Zu viele junge Unternehmen wandern ins Ausland ab. Deshalb sollen in der EU nun Hindernisse bei Bürokratie und Finanzierung abgebaut werden.

Die Europäische Union will Start-ups in Europa halten. EU-Kommission  Stéphane Séjourné stellt die Pläne in Brüssel vor.

© Sacha Leon/Le Pictorium via ZUMA

Die Europäische Union will Start-ups in Europa halten. EU-Kommission Stéphane Séjourné stellt die Pläne in Brüssel vor.

Von Knut Krohn

Europa ist kein guter Ort für Start-ups. Jene jungen Unternehmen, die oft in strategisch wichtigen Bereichen wie Künstlichen Intelligenz, sauberen Technologien, Halbleiter oder Robotik aktiv sind, werden in der EU in ein zu enges Regelwerk gepresst und mit zu vielen bürokratischen Hürden konfrontiert. Das will die Europäische Union mit einem Aktionsplan nun ändern.

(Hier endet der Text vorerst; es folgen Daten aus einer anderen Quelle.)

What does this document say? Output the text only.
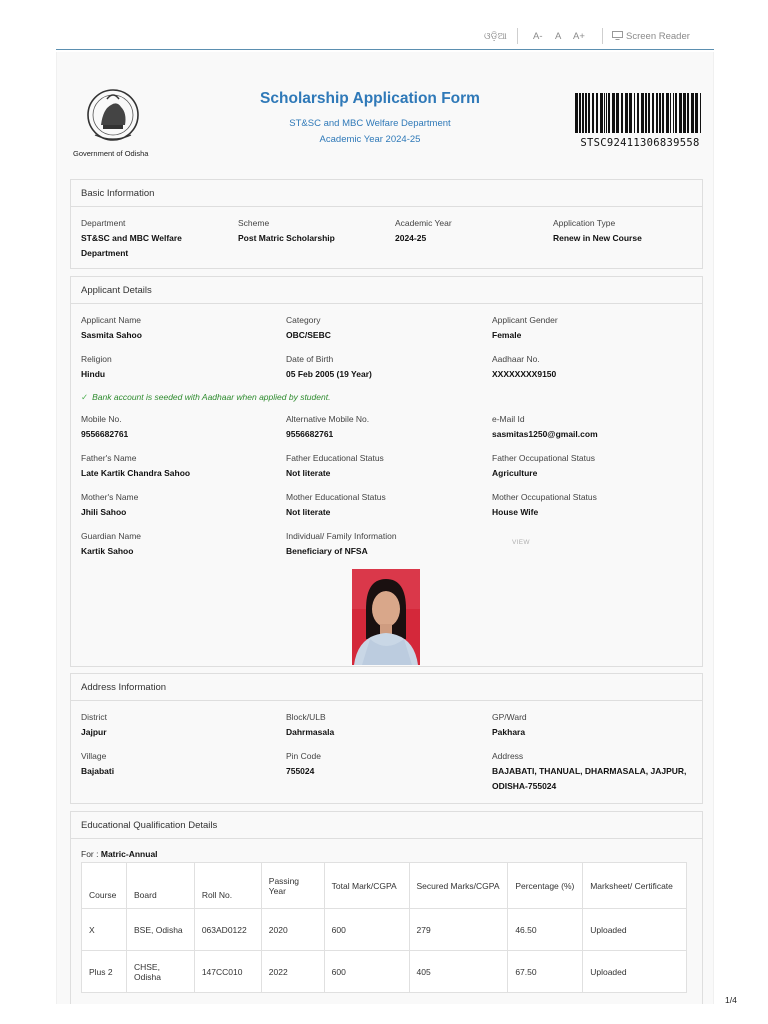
ଓଡ଼ିଆ	A- A A+	Screen Reader
Government of Odisha
Scholarship Application Form
ST&SC and MBC Welfare Department
Academic Year 2024-25	STSC92411306839558
Basic Information
Department
ST&SC and MBC Welfare Department
Scheme
Post Matric Scholarship
Academic Year
2024-25
Application Type
Renew in New Course
Applicant Details
Applicant Name
Sasmita Sahoo
Category
OBC/SEBC
Applicant Gender
Female
Religion
Hindu
Date of Birth
05 Feb 2005 (19 Year)
Aadhaar No.
XXXXXXXX9150
✓ Bank account is seeded with Aadhaar when applied by student.
Mobile No.
9556682761
Alternative Mobile No.
9556682761
e-Mail Id
sasmitas1250@gmail.com
Father's Name
Late Kartik Chandra Sahoo
Father Educational Status
Not literate
Father Occupational Status
Agriculture
Mother's Name
Jhili Sahoo
Mother Educational Status
Not literate
Mother Occupational Status
House Wife
Guardian Name
Kartik Sahoo
Individual/ Family Information
Beneficiary of NFSA
VIEW
Address Information
District
Jajpur
Block/ULB
Dahrmasala
GP/Ward
Pakhara
Village
Bajabati
Pin Code
755024
Address
BAJABATI, THANUAL, DHARMASALA, JAJPUR, ODISHA-755024
Educational Qualification Details
For : Matric-Annual
Course	Board	Roll No.	Passing Year	Total Mark/CGPA	Secured Marks/CGPA	Percentage (%)	Marksheet/ Certificate
X	BSE, Odisha	063AD0122	2020	600	279	46.50	Uploaded
Plus 2	CHSE, Odisha	147CC010	2022	600	405	67.50	Uploaded
1/4
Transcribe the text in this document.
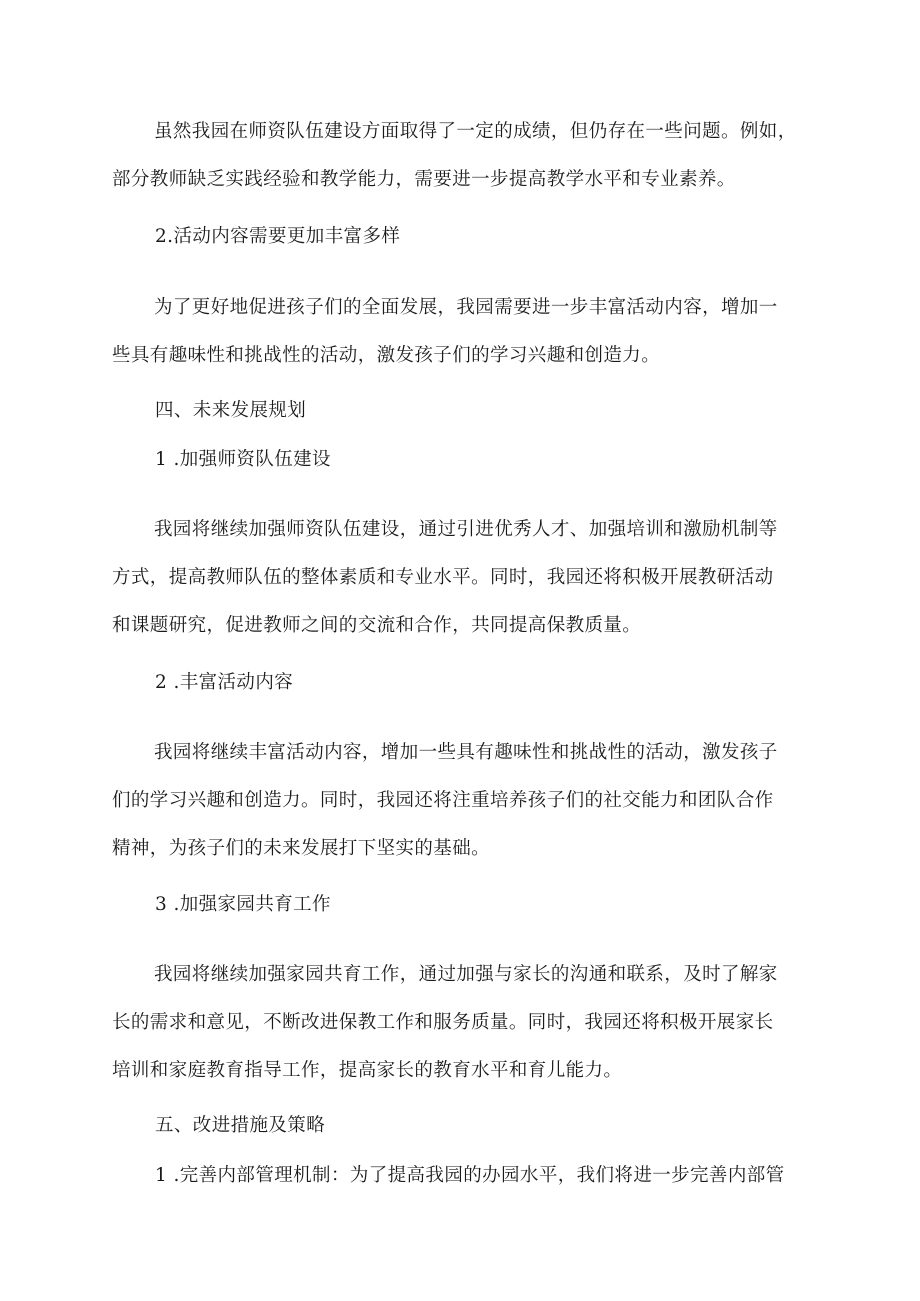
虽然我园在师资队伍建设方面取得了一定的成绩，但仍存在一些问题。例如，
部分教师缺乏实践经验和教学能力，需要进一步提高教学水平和专业素养。

2.活动内容需要更加丰富多样

为了更好地促进孩子们的全面发展，我园需要进一步丰富活动内容，增加一
些具有趣味性和挑战性的活动，激发孩子们的学习兴趣和创造力。

四、未来发展规划

1 .加强师资队伍建设

我园将继续加强师资队伍建设，通过引进优秀人才、加强培训和激励机制等
方式，提高教师队伍的整体素质和专业水平。同时，我园还将积极开展教研活动
和课题研究，促进教师之间的交流和合作，共同提高保教质量。

2 .丰富活动内容

我园将继续丰富活动内容，增加一些具有趣味性和挑战性的活动，激发孩子
们的学习兴趣和创造力。同时，我园还将注重培养孩子们的社交能力和团队合作
精神，为孩子们的未来发展打下坚实的基础。

3 .加强家园共育工作

我园将继续加强家园共育工作，通过加强与家长的沟通和联系，及时了解家
长的需求和意见，不断改进保教工作和服务质量。同时，我园还将积极开展家长
培训和家庭教育指导工作，提高家长的教育水平和育儿能力。

五、改进措施及策略

1 .完善内部管理机制：为了提高我园的办园水平，我们将进一步完善内部管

Die Zahlen sprechen eine deutliche Sprache. Die gute Nachricht sei, dass in Europa mehr Start-ups als in den USA gegründet würden, sagte EU-Kommissionsvizepräsident Stéphane Séjourné am Mittwoch in Brüssel bei der Präsentation des Strategiepapier. Allerdings sei es auch eine Tatsache, dass in den vergangenen 15 Jahren fast 30 Prozent der europäischen sogenannten Unicorn-Start-ups - also Start-ups, die später mehr als einer Milliarde US-Dollar wert sind - ihren Hauptsitz in ein Nicht-EU-Land verlegt hätten. Hauptziel der aufstrebenden Firmen sind die USA.

Die Klagen der Start-ups werden lauter

Immer wieder berichten junge Unternehmen, sie hätten zu viele Schwierigkeiten, ihre Ideen vom Labor auf den Markt zu bringen oder in der EU in großem Maßstab zu wachsen. Auf diese Klagen habe die EU nun reagiert, erklärte Stéphane Séjourné: „Wir bauen Bürokratie ab, erleichtern ihnen den Zugang zu Finanzmitteln und verbessern ihre Möglichkeiten, im Binnenmarkt Geschäfte zu tätigen.“ Unterstützt werden sollen nicht nur Start-ups, sondern auch sogenannte Scale-ups, das sind kleine Unternehmen, die wachsen möchten.

Um die Firmen in Europa zu halten, hat die Behörde mehr als 20 Maßnahmen vorgelegt. So sollen etwa Vorschriften in Bereichen wie Insolvenz-, Arbeits- und Steuerrecht vereinfacht werden. Unternehmen sollen zudem digital mit öffentlichen Verwaltungen in der gesamten EU durch eine einheitliche digitale Identität kommunizieren können. Auch sollen mehr Finanzierungs- und Investitionsmöglichkeiten in der EU erschlossen und der Zugang zu hoch qualifizierten Fachkräften verbessert werden.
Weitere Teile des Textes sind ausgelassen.